What I find frustrating about many of these types of studies is that they make no attempt to refute the hypothesis of neutral evolution in any of their models (or any other type of indirect selection based model such as linkage with another trait). I'd also prefer a more satisfactory way of ruling out a cultural basis rather than genes as a negative hypothesis.
It's completely inconceivable that we have specific genes for every single type of behaviour that can be given a name. If behaviours are obviously the product of multiple genes, then selection for certain types of behaviour (e.g., the desire for sex, dichotomization of 'in-group' and 'out-group', etc.) must affect other types of behaviour. Thus modeling the evolution of behaviours in isolation is probably as effective (and potentially misleading) as modeling the evolution of individual codons without taking into account the surrounding genome.
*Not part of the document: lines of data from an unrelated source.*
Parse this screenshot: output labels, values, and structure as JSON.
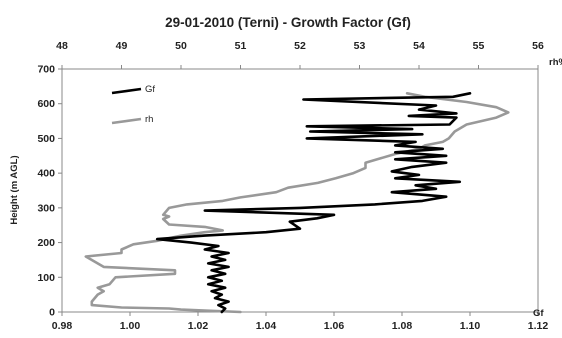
{
  "chart_data": {
    "type": "line",
    "title": "29-01-2010 (Terni) - Growth Factor (Gf)",
    "ylabel": "Height (m AGL)",
    "x_bottom_label": "Gf",
    "x_top_label": "rh%",
    "ylim": [
      0,
      700
    ],
    "yticks": [
      "0",
      "100",
      "200",
      "300",
      "400",
      "500",
      "600",
      "700"
    ],
    "x_bottom_lim": [
      0.98,
      1.12
    ],
    "x_bottom_ticks": [
      "0.98",
      "1.00",
      "1.02",
      "1.04",
      "1.06",
      "1.08",
      "1.10",
      "1.12"
    ],
    "x_top_lim": [
      48,
      56
    ],
    "x_top_ticks": [
      "48",
      "49",
      "50",
      "51",
      "52",
      "53",
      "54",
      "55",
      "56"
    ],
    "legend_position": "top-left",
    "series": [
      {
        "name": "Gf",
        "color": "#000000",
        "axis": "bottom",
        "points": [
          [
            1.027,
            0
          ],
          [
            1.028,
            10
          ],
          [
            1.026,
            20
          ],
          [
            1.029,
            30
          ],
          [
            1.025,
            40
          ],
          [
            1.027,
            50
          ],
          [
            1.024,
            60
          ],
          [
            1.028,
            70
          ],
          [
            1.023,
            80
          ],
          [
            1.027,
            90
          ],
          [
            1.023,
            100
          ],
          [
            1.028,
            110
          ],
          [
            1.024,
            120
          ],
          [
            1.029,
            130
          ],
          [
            1.023,
            140
          ],
          [
            1.028,
            150
          ],
          [
            1.024,
            160
          ],
          [
            1.029,
            170
          ],
          [
            1.022,
            180
          ],
          [
            1.026,
            190
          ],
          [
            1.018,
            200
          ],
          [
            1.008,
            210
          ],
          [
            1.022,
            220
          ],
          [
            1.04,
            230
          ],
          [
            1.05,
            240
          ],
          [
            1.047,
            260
          ],
          [
            1.055,
            270
          ],
          [
            1.06,
            280
          ],
          [
            1.022,
            292
          ],
          [
            1.05,
            300
          ],
          [
            1.072,
            310
          ],
          [
            1.086,
            320
          ],
          [
            1.093,
            332
          ],
          [
            1.077,
            345
          ],
          [
            1.09,
            355
          ],
          [
            1.084,
            365
          ],
          [
            1.097,
            375
          ],
          [
            1.078,
            385
          ],
          [
            1.085,
            395
          ],
          [
            1.077,
            405
          ],
          [
            1.083,
            418
          ],
          [
            1.093,
            430
          ],
          [
            1.078,
            440
          ],
          [
            1.093,
            450
          ],
          [
            1.078,
            460
          ],
          [
            1.092,
            470
          ],
          [
            1.078,
            480
          ],
          [
            1.084,
            490
          ],
          [
            1.052,
            500
          ],
          [
            1.086,
            512
          ],
          [
            1.053,
            520
          ],
          [
            1.083,
            527
          ],
          [
            1.052,
            535
          ],
          [
            1.094,
            540
          ],
          [
            1.096,
            560
          ],
          [
            1.082,
            565
          ],
          [
            1.096,
            572
          ],
          [
            1.085,
            583
          ],
          [
            1.09,
            595
          ],
          [
            1.051,
            612
          ],
          [
            1.095,
            620
          ],
          [
            1.1,
            630
          ]
        ]
      },
      {
        "name": "rh",
        "color": "#999999",
        "axis": "top",
        "points": [
          [
            51.0,
            0
          ],
          [
            50.0,
            7
          ],
          [
            49.8,
            10
          ],
          [
            49.0,
            13
          ],
          [
            48.5,
            20
          ],
          [
            48.5,
            30
          ],
          [
            48.6,
            50
          ],
          [
            48.7,
            60
          ],
          [
            48.6,
            70
          ],
          [
            48.8,
            80
          ],
          [
            48.9,
            100
          ],
          [
            49.9,
            110
          ],
          [
            49.9,
            120
          ],
          [
            48.7,
            130
          ],
          [
            48.4,
            160
          ],
          [
            49.0,
            170
          ],
          [
            49.0,
            180
          ],
          [
            49.2,
            195
          ],
          [
            49.6,
            205
          ],
          [
            50.0,
            220
          ],
          [
            50.4,
            230
          ],
          [
            50.7,
            235
          ],
          [
            50.4,
            245
          ],
          [
            49.8,
            252
          ],
          [
            49.7,
            268
          ],
          [
            49.8,
            275
          ],
          [
            49.7,
            280
          ],
          [
            49.8,
            300
          ],
          [
            50.1,
            310
          ],
          [
            50.7,
            320
          ],
          [
            51.0,
            330
          ],
          [
            51.6,
            345
          ],
          [
            51.8,
            358
          ],
          [
            52.3,
            372
          ],
          [
            52.6,
            385
          ],
          [
            52.9,
            400
          ],
          [
            53.1,
            415
          ],
          [
            53.1,
            430
          ],
          [
            53.3,
            440
          ],
          [
            53.6,
            455
          ],
          [
            54.0,
            470
          ],
          [
            54.1,
            480
          ],
          [
            54.4,
            490
          ],
          [
            54.5,
            500
          ],
          [
            54.6,
            520
          ],
          [
            54.8,
            540
          ],
          [
            55.3,
            560
          ],
          [
            55.5,
            575
          ],
          [
            55.3,
            590
          ],
          [
            54.8,
            605
          ],
          [
            54.1,
            620
          ],
          [
            53.8,
            630
          ]
        ]
      }
    ]
  }
}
Computer simulations aren't necessarily bad science. They can provide rigorous evidence of what outcomes are POSSIBLE or NECESSARY, for a given set of assumptions or observations. In this role simulations can be very valuable in confirming or debunking proposed explanations. For example, if someone did find genetic variation for the kind of trait Dow assumes, a simulation would help us identify how evolutionary forces could or could not act on it.
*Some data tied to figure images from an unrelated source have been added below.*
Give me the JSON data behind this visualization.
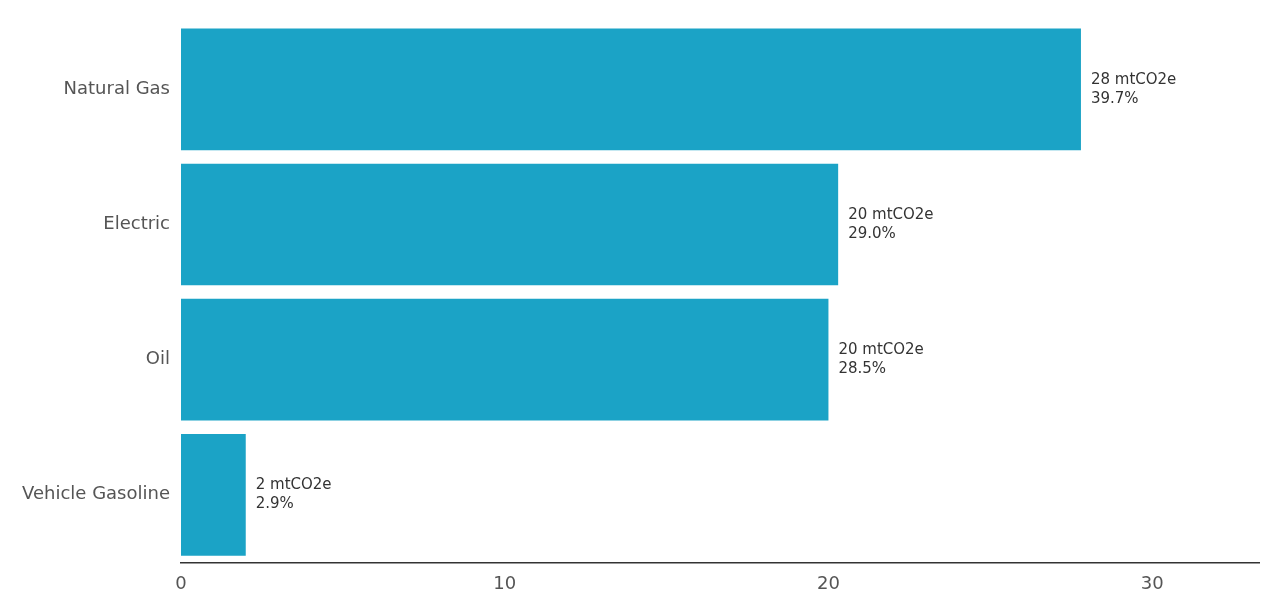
{
  "chart_data": {
    "type": "bar",
    "orientation": "horizontal",
    "categories": [
      "Natural Gas",
      "Electric",
      "Oil",
      "Vehicle Gasoline"
    ],
    "values": [
      27.8,
      20.3,
      20.0,
      2.0
    ],
    "color": "#1ba3c6",
    "value_labels": [
      "28 mtCO2e\n39.7%",
      "20 mtCO2e\n29.0%",
      "20 mtCO2e\n28.5%",
      "2 mtCO2e\n2.9%"
    ],
    "xlim": [
      0,
      33.3
    ],
    "xticks": [
      0,
      10,
      20,
      30
    ],
    "grid": false,
    "legend": false
  }
}
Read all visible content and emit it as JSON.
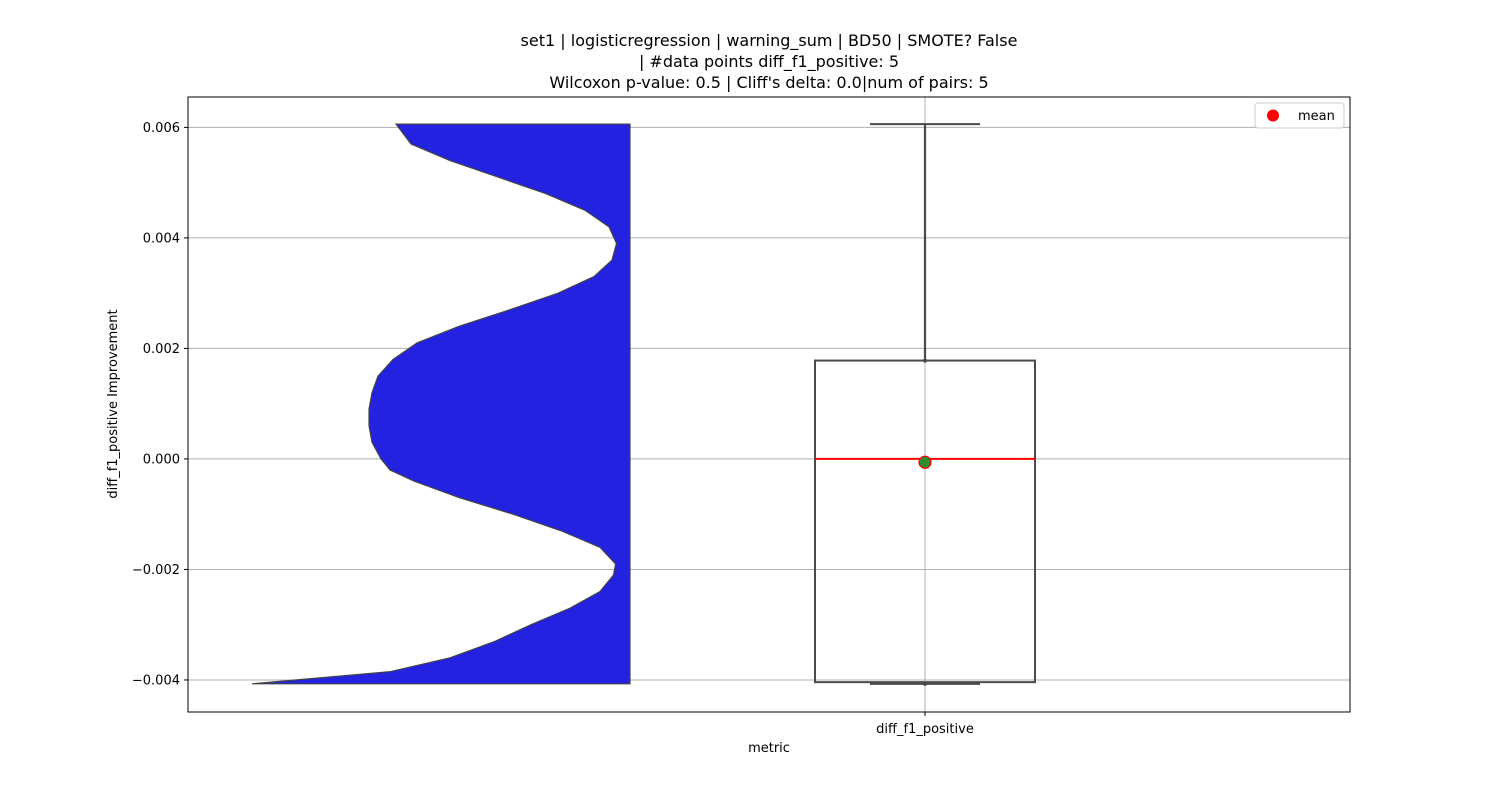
{
  "chart_data": {
    "type": "violin+box",
    "title_lines": [
      "set1 | logisticregression | warning_sum | BD50 | SMOTE? False",
      "| #data points diff_f1_positive: 5",
      "Wilcoxon p-value: 0.5 | Cliff's delta: 0.0|num of pairs: 5"
    ],
    "xlabel": "metric",
    "ylabel": "diff_f1_positive Improvement",
    "categories": [
      "diff_f1_positive"
    ],
    "ylim": [
      -0.00458,
      0.00655
    ],
    "yticks": [
      -0.004,
      -0.002,
      0.0,
      0.002,
      0.004,
      0.006
    ],
    "ytick_labels": [
      "−0.004",
      "−0.002",
      "0.000",
      "0.002",
      "0.004",
      "0.006"
    ],
    "grid": true,
    "legend": {
      "position": "top-right",
      "entries": [
        {
          "label": "mean",
          "color": "#ff0000",
          "marker": "circle"
        }
      ]
    },
    "violin": {
      "color": "#2222e0",
      "edge_color": "#444444",
      "side": "left",
      "y_min": -0.00407,
      "y_max": 0.00606,
      "density_profile": [
        [
          -0.00407,
          1.26
        ],
        [
          -0.00385,
          0.8
        ],
        [
          -0.0036,
          0.6
        ],
        [
          -0.0033,
          0.45
        ],
        [
          -0.003,
          0.33
        ],
        [
          -0.0027,
          0.2
        ],
        [
          -0.0024,
          0.1
        ],
        [
          -0.0021,
          0.055
        ],
        [
          -0.0019,
          0.048
        ],
        [
          -0.0016,
          0.1
        ],
        [
          -0.0013,
          0.23
        ],
        [
          -0.001,
          0.39
        ],
        [
          -0.0007,
          0.57
        ],
        [
          -0.0004,
          0.72
        ],
        [
          -0.0002,
          0.8
        ],
        [
          0.0,
          0.83
        ],
        [
          0.0003,
          0.86
        ],
        [
          0.0006,
          0.87
        ],
        [
          0.0009,
          0.87
        ],
        [
          0.0012,
          0.86
        ],
        [
          0.0015,
          0.84
        ],
        [
          0.0018,
          0.79
        ],
        [
          0.0021,
          0.71
        ],
        [
          0.0024,
          0.57
        ],
        [
          0.0027,
          0.4
        ],
        [
          0.003,
          0.24
        ],
        [
          0.0033,
          0.12
        ],
        [
          0.0036,
          0.06
        ],
        [
          0.0039,
          0.045
        ],
        [
          0.0042,
          0.07
        ],
        [
          0.0045,
          0.15
        ],
        [
          0.0048,
          0.28
        ],
        [
          0.0051,
          0.44
        ],
        [
          0.0054,
          0.6
        ],
        [
          0.0057,
          0.73
        ],
        [
          0.00606,
          0.78
        ]
      ]
    },
    "box": {
      "category": "diff_f1_positive",
      "whisker_low": -0.00407,
      "q1": -0.00404,
      "median": 0.0,
      "q3": 0.00178,
      "whisker_high": 0.00606,
      "mean": -6e-05,
      "median_color": "#ff0000",
      "mean_marker_face": "#2e8b2e",
      "mean_marker_edge": "#ff0000"
    }
  }
}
Problems arise when we forget, as the author of the New Scientist article seems to have done, that the inputs are assumptions, not facts.
I don't think the description "just so stories" is very good, in the sense that many things in biology sound like just so stories, even when they are fully documented. So, the result is that some things get called unfairly just so stories that do not deserve it (creationists use this mistake to their advantage, by the way); also, some fictional adaptationist elements can be sometimes interspersed with actually quite interesting data. I read them "sieving" the adaptationism out.
"Panglossian", while requiring a little bacgkround on Voltaire, conveys what the criticism to adaptationism is about.
An interestig thing is that within adaptationists that often get it wrong, you will find that many will declare themselves 1) Rationalist 2) Empirical. Such people can be prone to think adaptationism is in some trivial and direct manner "just the way it is", a fact as undeniable as stones will fall. No alternatives!
Creationists are another case of those who think their religious picture is simply... "the way it is"
If I understand correctly, these authors:
1. constructed a computer simulation of the spread (to fixation) of an allele in a population
2. constructed a selection gradient in silico that gave increased reproductive success to one allele
3. ran their simulation with that selection gradient.
The result: the beneficial allele went to fixation.
What am I missing?
why would you need to run a simulation to understand that? Genes favored by selection spread in the population. On other news, dog bites man.
On the other hand, you gotta love the idea that religious expression is dependent upon biologic evolution.
Creationists heads would explode over that one.
There is a market. They get notes in the news and press on things like "why having a crooked nose is maladaptive" or "why do men prefer blondes".
That's the only reason why this kind of crap floats; it gets a scientific appearance by invoking a "darwinian hypotheses", and deals with a topic people get all excited about. (Notice too that many theists love this kind of hypothesis: belief is a natural outcome)
The press eats this up, you know, like those studies of the kind "avoiding hiccups makes you live longer".